To the HPC’s credit, they have outlined some potential steps forward, however, including launching an intensive consultation campaign with political parties, tribal leaders, and civil society representatives “to reach an ultimate consensus to end the conflict in Afghanistan.”
So the HPC’s first mission is an inside job so to speak: Fix the political divisions within the Afghan government and Afghan society – “make peace” internally before making peace with outside parties. As former U.S. official Alex Thier and the U.S. Institute of Peace’s Scott Worden argued in a recent op-ed piece for The Hill, the problem and answer lie within the Afghan political cauldron.
“The signal failing in Afghanistan since 2001 has been the lack of a political solution to the factional conflicts that have divided Afghanistan for the last forty years,” Thier and Worden claimed. “A lasting, inclusive and legitimate political settlement remains elusive because longstanding grievances about the distribution of political power within Afghanistan have combined with foreign machinations to create a toxic brew of insurgency, extremism and ethnic opportunism.”
The creation of a National Unity Government in 2014, they suggested, has “failed to resolve competition for power among major factions and has clouded the legitimacy and effectiveness of the current government.” Reforms are needed, they stressed, including devolution of power affording more local government autonomy and accountability and more mechanisms to check the over-consolidation of power at the executive level.
Of course, the HPC was not designed to solve Afghanistan’s internal political problems.

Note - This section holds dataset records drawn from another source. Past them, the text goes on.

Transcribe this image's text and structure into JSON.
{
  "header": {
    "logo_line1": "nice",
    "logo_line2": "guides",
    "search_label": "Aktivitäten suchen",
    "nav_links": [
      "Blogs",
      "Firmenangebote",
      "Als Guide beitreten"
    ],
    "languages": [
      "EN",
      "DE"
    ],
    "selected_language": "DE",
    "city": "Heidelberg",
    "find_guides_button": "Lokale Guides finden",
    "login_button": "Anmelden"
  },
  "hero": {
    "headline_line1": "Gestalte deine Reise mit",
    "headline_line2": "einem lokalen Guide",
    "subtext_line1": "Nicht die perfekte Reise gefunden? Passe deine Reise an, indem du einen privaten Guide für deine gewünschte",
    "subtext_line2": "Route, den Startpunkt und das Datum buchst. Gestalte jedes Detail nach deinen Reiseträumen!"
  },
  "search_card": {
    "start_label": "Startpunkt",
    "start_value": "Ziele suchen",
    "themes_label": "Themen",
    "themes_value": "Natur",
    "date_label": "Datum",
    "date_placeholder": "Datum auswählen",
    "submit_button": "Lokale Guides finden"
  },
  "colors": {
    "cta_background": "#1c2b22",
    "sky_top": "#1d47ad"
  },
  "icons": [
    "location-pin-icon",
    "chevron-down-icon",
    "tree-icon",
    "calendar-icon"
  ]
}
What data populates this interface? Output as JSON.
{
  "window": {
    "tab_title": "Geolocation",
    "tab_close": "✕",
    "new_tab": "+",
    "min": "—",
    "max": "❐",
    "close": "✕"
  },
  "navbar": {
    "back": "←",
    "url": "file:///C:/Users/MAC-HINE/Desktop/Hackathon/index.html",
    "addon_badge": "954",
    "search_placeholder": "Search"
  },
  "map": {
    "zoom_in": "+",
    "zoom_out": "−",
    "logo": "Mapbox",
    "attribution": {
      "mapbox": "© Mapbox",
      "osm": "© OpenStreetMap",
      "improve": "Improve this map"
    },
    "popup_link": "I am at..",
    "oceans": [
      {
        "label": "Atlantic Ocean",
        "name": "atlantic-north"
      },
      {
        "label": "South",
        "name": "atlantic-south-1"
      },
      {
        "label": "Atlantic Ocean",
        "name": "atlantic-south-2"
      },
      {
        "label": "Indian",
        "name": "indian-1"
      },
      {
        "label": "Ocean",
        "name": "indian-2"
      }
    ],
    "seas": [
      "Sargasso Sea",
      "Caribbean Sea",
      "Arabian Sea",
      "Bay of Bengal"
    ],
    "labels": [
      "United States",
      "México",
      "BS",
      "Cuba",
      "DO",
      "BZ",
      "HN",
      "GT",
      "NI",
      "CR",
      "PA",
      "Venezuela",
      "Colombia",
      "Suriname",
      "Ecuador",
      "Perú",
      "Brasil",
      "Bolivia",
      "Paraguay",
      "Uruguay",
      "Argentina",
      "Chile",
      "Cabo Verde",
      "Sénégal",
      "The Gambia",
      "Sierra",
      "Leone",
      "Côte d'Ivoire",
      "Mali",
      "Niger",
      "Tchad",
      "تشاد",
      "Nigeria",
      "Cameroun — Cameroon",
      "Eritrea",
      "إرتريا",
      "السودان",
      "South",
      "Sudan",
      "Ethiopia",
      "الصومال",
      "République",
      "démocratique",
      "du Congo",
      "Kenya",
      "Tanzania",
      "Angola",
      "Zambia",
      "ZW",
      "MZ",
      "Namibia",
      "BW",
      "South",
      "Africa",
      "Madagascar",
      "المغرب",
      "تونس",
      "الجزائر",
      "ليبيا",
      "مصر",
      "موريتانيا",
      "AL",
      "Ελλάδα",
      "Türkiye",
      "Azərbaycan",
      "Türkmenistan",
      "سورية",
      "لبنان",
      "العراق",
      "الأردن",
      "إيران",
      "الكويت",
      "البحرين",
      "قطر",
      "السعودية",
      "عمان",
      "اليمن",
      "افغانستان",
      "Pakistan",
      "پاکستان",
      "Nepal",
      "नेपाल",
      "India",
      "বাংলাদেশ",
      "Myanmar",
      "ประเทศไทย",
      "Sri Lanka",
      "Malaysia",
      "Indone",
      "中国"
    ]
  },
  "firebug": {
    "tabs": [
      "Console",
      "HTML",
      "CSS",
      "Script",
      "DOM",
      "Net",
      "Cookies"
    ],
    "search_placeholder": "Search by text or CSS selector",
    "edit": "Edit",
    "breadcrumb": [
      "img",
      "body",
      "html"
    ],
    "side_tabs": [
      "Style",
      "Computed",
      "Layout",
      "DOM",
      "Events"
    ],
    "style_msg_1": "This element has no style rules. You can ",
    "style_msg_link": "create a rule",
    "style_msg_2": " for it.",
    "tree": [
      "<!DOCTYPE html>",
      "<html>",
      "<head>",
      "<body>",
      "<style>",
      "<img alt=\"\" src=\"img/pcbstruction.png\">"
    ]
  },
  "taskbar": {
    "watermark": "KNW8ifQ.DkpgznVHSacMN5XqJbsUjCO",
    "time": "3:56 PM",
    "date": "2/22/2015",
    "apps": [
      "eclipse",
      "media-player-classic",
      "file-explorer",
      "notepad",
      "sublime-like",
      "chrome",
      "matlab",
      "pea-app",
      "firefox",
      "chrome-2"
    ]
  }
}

And, even after reforms are implemented, there is still no Taliban representatives to reach out to at this point to even strike a temporary ceasefire with – let alone a lasting political solution.
Hence, the road to peace in Afghanistan may, unfortunately, still ultimately run through Pakistan while the HPC will likely be forced to, for the most part, stay in neutral until political crises at home and next door shake out. Which means the HPC’s roadmap to stability will have to remain shelved for an indefinite period of time, ranging from months to years to, quite possibly, generations.